Tamara Jones, ‘17, a member of ASSA, said donation boxes will be placed at events and other locations on campus.
“We just want to be able to help in any way we can, and this is one of the simplest ways,” said Karen Valerio, ’17, an ASSA member who helped to organize the drive. “We encourage everyone to get a toothbrush or socks. Every little bit counts because at the end of the day, our main message is that community is what is going to help us surpass a lot of the challenges, a lot of the struggles, that we face.”
Valerio said the drive is not limited to people involved with Africana studies, and professors, faculty, staff and anyone on Lehigh’s campus can donate.
All items will be donated directly to Haiti through the Shiloh Baptist Church. Peterson said the church, which has a congregation in Haiti, has worked with the Africana studies department as well as other on-campus organizations before.

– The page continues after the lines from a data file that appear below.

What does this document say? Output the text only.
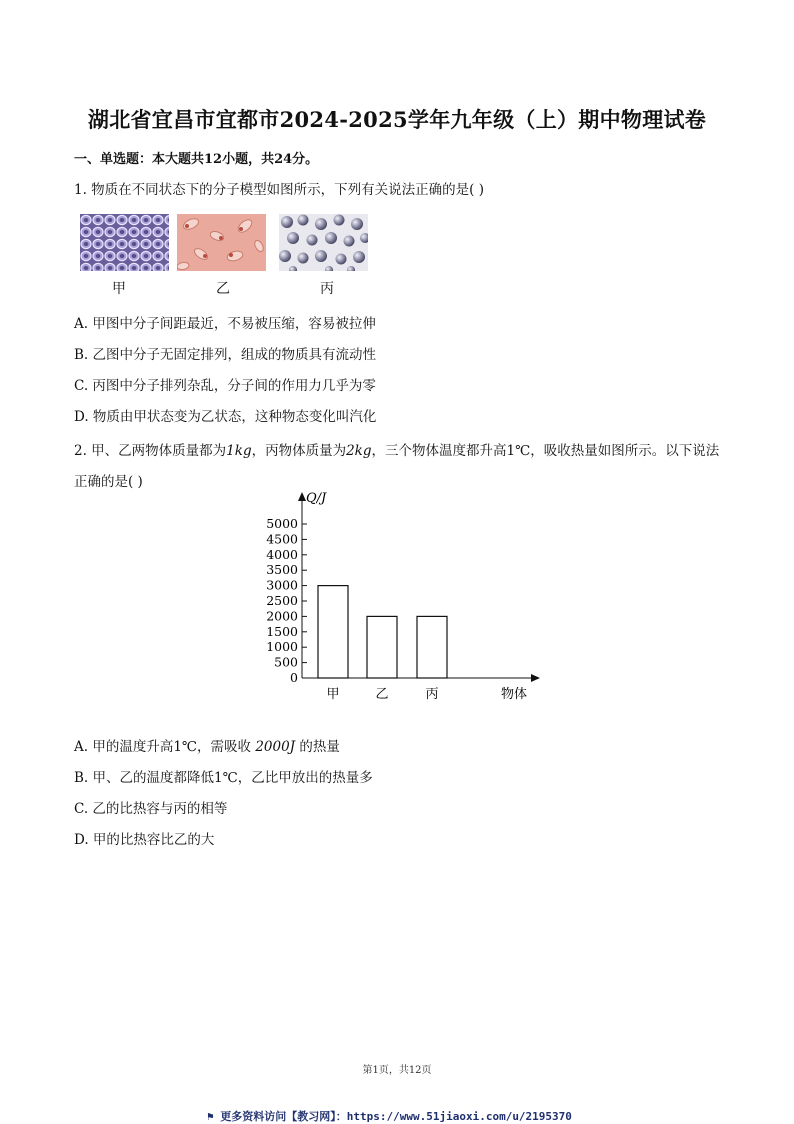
湖北省宜昌市宜都市2024-2025学年九年级（上）期中物理试卷
一、单选题：本大题共12小题，共24分。
1. 物质在不同状态下的分子模型如图所示，下列有关说法正确的是( )
甲	乙	丙
A. 甲图中分子间距最近，不易被压缩，容易被拉伸
B. 乙图中分子无固定排列，组成的物质具有流动性
C. 丙图中分子排列杂乱，分子间的作用力几乎为零
D. 物质由甲状态变为乙状态，这种物态变化叫汽化
2. 甲、乙两物体质量都为1kg，丙物体质量为2kg，三个物体温度都升高1℃，吸收热量如图所示。以下说法正确的是( )
Q/J
物体
0
500
1000
1500
2000
2500
3000
3500
4000
4500
5000
甲	乙	丙
A. 甲的温度升高1℃，需吸收 2000J 的热量
B. 甲、乙的温度都降低1℃，乙比甲放出的热量多
C. 乙的比热容与丙的相等
D. 甲的比热容比乙的大
第1页，共12页
⚑ 更多资料访问【教习网】：https://www.51jiaoxi.com/u/2195370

“We wanted to find a grass-roots organization or a place that we could trust with the goods,” Valerio said. “Shiloh is running a drive just like ours and so we’re joining forces to ensure that the Haitian people get these goods.”
This is one of ASSA’s first major projects, Valerio said. The organization is made up of majors and minors in Africana studies with the goal of starting more conversations about social justice that lead to community action, she said.
“We want to emphasize the importance of being aware of social injustices that people in the United States go through and obviously on a global scale as well,” Valerio said.
Peterson said the Black Student Union, Lambda Theta Alpha, the African-Caribbean Culture Club, Kappa Alpha Psi and Sigma Gamma Rho have collaborated with ASSA for the relief drive.
“We just want to get as many people to donate something,” Valerio said, “even if it’s just one thing.”